Formula / Concept Box
| Strategy | RPO | RTO | Cost | Complexity |
|---|---|---|---|---|
| Backup & Restore | Hours | 24h+ | $ (Low) | Simple |
| Pilot Light | Minutes | Hours | $$ | Moderate |
| Warm Standby | Seconds | Minutes | $$$ | High |
| Multi-Site (Active-Active) | Zero / Near-Zero | Real-time | $$$$ | Very High |
Hierarchical Outline
- Foundational Metrics
- RPO: Focuses on Data. Determines backup frequency.
- RTO: Focuses on Time. Determines automation level.
- The DR Spectrum
- Backup & Restore: Data is in S3; infrastructure is redeployed via CloudFormation during a disaster.
- Pilot Light: Database is live (e.g., RDS Read Replica); App Servers are "off" (AMIs ready to boot).
- Warm Standby: Small "fleet" of instances always running; scales up via Auto Scaling during failover.
- Multi-Site: Full traffic handled by two regions simultaneously; Route 53 manages the steering.
- Service-Specific Resilience
- RDS: Multi-AZ (Synchronous) for HA; Read Replicas (Asynchronous) for DR.
- Aurora: Global Databases with sub-second data replication.

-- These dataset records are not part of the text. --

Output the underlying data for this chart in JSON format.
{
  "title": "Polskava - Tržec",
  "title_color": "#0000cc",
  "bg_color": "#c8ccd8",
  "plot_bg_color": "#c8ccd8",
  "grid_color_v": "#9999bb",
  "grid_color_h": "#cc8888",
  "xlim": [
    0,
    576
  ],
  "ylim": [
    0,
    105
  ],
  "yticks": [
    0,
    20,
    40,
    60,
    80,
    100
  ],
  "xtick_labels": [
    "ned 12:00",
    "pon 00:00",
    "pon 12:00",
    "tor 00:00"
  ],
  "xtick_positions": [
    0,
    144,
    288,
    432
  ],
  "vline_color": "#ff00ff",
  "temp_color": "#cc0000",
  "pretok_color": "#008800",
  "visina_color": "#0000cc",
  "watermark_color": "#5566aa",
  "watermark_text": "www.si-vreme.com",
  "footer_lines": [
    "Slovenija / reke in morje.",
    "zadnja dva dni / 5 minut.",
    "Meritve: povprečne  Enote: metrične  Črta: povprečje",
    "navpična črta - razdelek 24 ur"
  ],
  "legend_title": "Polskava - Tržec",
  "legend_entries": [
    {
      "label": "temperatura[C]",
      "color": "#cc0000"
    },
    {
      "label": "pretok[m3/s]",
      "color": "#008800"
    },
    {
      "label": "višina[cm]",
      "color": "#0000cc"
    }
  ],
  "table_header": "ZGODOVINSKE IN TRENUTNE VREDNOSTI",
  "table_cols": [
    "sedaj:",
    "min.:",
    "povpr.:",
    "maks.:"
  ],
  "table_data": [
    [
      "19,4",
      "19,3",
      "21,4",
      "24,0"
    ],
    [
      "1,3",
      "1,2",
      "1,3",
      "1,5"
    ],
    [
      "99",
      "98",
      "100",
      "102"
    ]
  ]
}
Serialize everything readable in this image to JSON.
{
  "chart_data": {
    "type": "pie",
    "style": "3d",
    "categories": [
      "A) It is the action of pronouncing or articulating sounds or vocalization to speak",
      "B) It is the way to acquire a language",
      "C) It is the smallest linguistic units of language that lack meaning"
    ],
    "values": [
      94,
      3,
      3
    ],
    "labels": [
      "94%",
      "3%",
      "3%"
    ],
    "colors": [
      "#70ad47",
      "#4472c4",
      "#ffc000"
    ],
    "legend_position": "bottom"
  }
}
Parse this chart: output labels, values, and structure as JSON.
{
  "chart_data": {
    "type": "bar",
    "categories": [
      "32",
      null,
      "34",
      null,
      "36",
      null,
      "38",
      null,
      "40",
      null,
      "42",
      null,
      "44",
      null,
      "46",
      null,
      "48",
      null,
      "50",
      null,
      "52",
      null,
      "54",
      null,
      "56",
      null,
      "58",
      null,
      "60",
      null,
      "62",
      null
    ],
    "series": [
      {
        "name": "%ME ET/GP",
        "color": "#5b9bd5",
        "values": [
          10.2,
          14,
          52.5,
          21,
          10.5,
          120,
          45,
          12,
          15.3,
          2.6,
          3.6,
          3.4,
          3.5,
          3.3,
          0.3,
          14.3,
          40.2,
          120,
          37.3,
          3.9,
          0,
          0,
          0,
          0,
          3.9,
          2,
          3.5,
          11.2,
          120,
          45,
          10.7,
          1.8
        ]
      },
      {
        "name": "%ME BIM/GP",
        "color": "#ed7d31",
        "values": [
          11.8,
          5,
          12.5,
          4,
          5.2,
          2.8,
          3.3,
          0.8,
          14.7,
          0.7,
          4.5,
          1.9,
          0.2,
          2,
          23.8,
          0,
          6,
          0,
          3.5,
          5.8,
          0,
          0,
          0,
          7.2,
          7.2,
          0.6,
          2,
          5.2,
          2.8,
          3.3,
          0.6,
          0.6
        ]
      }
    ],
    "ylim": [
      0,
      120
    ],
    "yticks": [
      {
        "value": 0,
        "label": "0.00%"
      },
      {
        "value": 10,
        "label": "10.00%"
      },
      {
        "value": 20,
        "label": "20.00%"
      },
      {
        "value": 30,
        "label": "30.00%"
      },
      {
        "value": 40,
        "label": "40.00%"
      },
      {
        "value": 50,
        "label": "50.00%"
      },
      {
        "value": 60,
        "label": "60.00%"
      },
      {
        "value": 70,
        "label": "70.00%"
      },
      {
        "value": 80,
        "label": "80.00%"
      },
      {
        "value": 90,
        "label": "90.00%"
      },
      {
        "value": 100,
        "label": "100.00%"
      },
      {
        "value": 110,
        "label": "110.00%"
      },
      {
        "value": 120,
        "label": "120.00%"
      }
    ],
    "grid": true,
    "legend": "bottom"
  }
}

- DynamoDB: Global Tables for multi-region active-active workloads.
Visual Anchors
Understanding RPO vs. RTO
The DR Strategy Spectrum
Definition-Example Pairs
- Backup & Restore
- Definition: Keeping copies of data and configuration to recreate the environment after a failure.
- Example: An internal HR system that can afford to be down for 24 hours. Daily EBS snapshots are taken and stored in S3. If the region fails, an admin uses Terraform to rebuild the VPC in another region and restores the database from the snapshot.
- Pilot Light
- Definition: Keeping the most critical data components live while keeping compute resources idle.
- Example: An e-commerce site keeps an RDS Read Replica in a secondary region. Web servers are NOT running, but their AMIs are ready. If the primary region fails, the replica is promoted to primary, and the web fleet is launched.
Worked Examples
Example 1: Calculating Potential Downtime
Scenario: A company updates its application 6 times a year, with each update requiring 4 hours of downtime. Additionally, they suffer one failure per quarter that takes 70 minutes to fix. What is their approximate annual availability?
Step-by-Step Breakdown:
- Update Downtime: $6 updates \times 4 hours = 24 hours/year$.
- Failure Downtime: $4 \text{ quarters} \times 70 \text{ minutes} = 280 \text{ minutes} \approx 4.6 \text{ hours/year}$.
- Total Downtime: $24 + 4.6 = 28.6 hours/year.
- Availability Calculation: There are 8,760 hours in a year. (8760 - 28.6) / 8760 = 99.67%$.
- Rounding Rule: In DR planning, always round down to be conservative. The expected availability is 99%.
Checkpoint Questions
- Which DR strategy offers the lowest RTO but has the highest cost?
- In a Pilot Light strategy, what happens to the database when a disaster occurs?
- How does an RDS Multi-AZ deployment differ from a Cross-Region Read Replica in terms of RPO?
- If a business requirement states "We must be back online within 10 minutes of a failure," which strategy is the minimum required?
▶Click to see answers
- Multi-Site (Active-Active).
- The database (often a read replica) is promoted to a primary standalone instance.
- Multi-AZ is synchronous (Zero RPO/Data Loss) but only within one region. Cross-Region Read Replicas are asynchronous (Low RPO/Some Data Loss) but protect against regional failure.
- Warm Standby (Pilot Light typically takes 30+ minutes to spin up resources, while Warm Standby is already running at low capacity).